Aguilera & Messick (1986), complementando o conceito de crise de Caplan, ressaltam que, numa crise, o processo de "tensão natural" (estímulo da vida diária) está exacerbado porque o estímulo do problema é maior do que as forças de reorganização, e estas não são capazes de resolver a situação. A crise é concebida como um período transitório que, tanto apresenta ao ser humano uma oportunidade de crescimento da personalidade, quanto o perigo de uma crescente vulnerabilidade ao distúrbio mental.

Destacando outros aspectos, Hoff (1989) descreve a crise como sendo um transtorno emocional agudo de origem social, desenvolvimental (passagens da vida) e situacional (perda material, física, pessoal e interpessoal), que resulta de uma incapacidade temporária para enfrentá-la através dos meios comuns de resolução de problema. Ressalta ainda que a crise não é uma doença mental ou emocional, mas um momento auto-limitado, extremamente sério e decisivo na vida das pessoas, que resulta da combinação de "ingredientes-chaves", gerando conflitos. Ao mesmo tempo em que o ser humano se sente ameaçado com a situação de crise, principalmente em relação aos seus objetivos de vida, ele é capaz de refletir e (re)criar novas maneiras de um melhor viver .

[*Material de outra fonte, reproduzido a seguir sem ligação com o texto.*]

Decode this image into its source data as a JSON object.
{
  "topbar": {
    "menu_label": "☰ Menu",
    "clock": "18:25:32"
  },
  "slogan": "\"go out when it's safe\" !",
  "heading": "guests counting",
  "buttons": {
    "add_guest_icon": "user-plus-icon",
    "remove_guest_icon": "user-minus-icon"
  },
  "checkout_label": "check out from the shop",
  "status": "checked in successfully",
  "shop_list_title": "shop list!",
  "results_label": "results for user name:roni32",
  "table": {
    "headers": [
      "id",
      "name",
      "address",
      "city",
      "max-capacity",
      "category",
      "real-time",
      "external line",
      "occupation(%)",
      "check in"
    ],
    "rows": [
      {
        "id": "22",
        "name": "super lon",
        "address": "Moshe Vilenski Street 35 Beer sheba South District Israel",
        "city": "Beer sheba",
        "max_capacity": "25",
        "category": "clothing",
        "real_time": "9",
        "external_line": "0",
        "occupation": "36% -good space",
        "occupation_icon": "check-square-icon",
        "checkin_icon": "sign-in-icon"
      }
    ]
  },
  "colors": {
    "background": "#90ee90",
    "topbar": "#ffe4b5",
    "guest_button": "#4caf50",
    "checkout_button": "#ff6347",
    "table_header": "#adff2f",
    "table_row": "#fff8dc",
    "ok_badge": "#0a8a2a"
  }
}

Cabe, pois, concluir que existem alguns critérios comuns nestas definições de crise, como por exemplo: um impedimento ao objetivo desejado; um ponto decisivo que requer ação; uma incapacidade para agir construtivamente e um período de instabilidade psicológica. Estas definições, assim visualizadas, podem refletir a dinamicidade do processo de uma situação de crise e não como um período estático no qual a pessoa pode, após seu término, retomar ao mesmo nível anterior à crise.

A partir desta abordagem sobre o conceito de crise, procurei ressair os aspectos principais da Teoria e Intervenção na crise, que serviu de alicerce para a construção do marco conceituai para assistir as famílias em crise, face a uma doença em um de seus membros.